Here's a heartwarming story of a cross-border animal rescue that'll brighten your weekend. A rescued Iranian cat called Maloos has finally found a home in Napa, Calif., Bay City News Service reports on Patch.com.
The tabby-and-white cat, whose name means "very cute" in Farsi, was found injured on the streets of Tehran, the capital of Iran. According to the San Francisco Weekly, the cat was stuck to the pavement and soaked in mud and gasoline, covered with abscesses and shot in the face with a pellet. He had deformed hind legs and spine problems, rendering him immobile.

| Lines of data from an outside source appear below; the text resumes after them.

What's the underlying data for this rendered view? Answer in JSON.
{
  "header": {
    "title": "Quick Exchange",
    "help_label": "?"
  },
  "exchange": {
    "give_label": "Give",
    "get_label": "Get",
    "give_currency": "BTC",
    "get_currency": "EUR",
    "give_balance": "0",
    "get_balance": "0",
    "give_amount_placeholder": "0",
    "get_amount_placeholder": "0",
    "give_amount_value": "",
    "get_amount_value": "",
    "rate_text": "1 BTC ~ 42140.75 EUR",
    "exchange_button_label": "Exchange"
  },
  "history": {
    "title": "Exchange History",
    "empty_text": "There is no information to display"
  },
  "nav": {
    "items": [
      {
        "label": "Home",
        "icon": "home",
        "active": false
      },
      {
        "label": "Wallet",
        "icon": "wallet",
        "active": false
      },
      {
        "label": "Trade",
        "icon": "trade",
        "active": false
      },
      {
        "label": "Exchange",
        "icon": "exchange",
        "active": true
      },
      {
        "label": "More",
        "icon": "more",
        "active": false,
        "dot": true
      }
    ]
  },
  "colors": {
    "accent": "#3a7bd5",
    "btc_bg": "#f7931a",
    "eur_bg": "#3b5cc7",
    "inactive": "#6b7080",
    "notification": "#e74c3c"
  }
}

The cat was initially rescued by an animal care group called the Sayeh Animal Guardians but later flown to San Francisco for care by SF Animal Care and Control. His hind leg had been amputated by Iranian veterinary staff because of a surgical mistake.
Despite the injuries and amputations, Maloos quickly won over staff at the animal care agency. "He’s so resourceful and able to propel himself," Rebecca Katz, Animal Care and Control (ACC) spokesman told CBS News. "He’s obviously done that for a couple of years now."
According to Bay City News, Bay Area residents who heard about the cat's plight via local media began donating money for his care, allowing the shelter to provide for him without having to use taxpayer money.
After being deluged by adoption requests, the ACC held a lottery for Maloos last week. The winner was Napa resident Laila Aghale, who, serendipitously, is of Iranian descent.
After hearing about the cat, she decided she had to go meet him, and felt an instant connection. When she found out she'd won the lottery she "almost cried." "I've never won a lottery of my life," she told Bay City News.
Aghale, who spent part of her childhood in Iran, had once adopted a kitten from a Tehran animal shelter. She saw Maloos as a connection to her Middle Eastern heritage.
Despite multiple surgeries and being fitted with a "wheelchair" for mobility, Aghale said that Maloos has been moving around adroitly without his wheels. He's also "unusually friendly and not afraid of people."
"Yes, he's just one cat," she told Bay City News, "but he has this huge story that seems to resonate with people. There are so many dark stories about Iran.. that this just gives everyone a little brightness."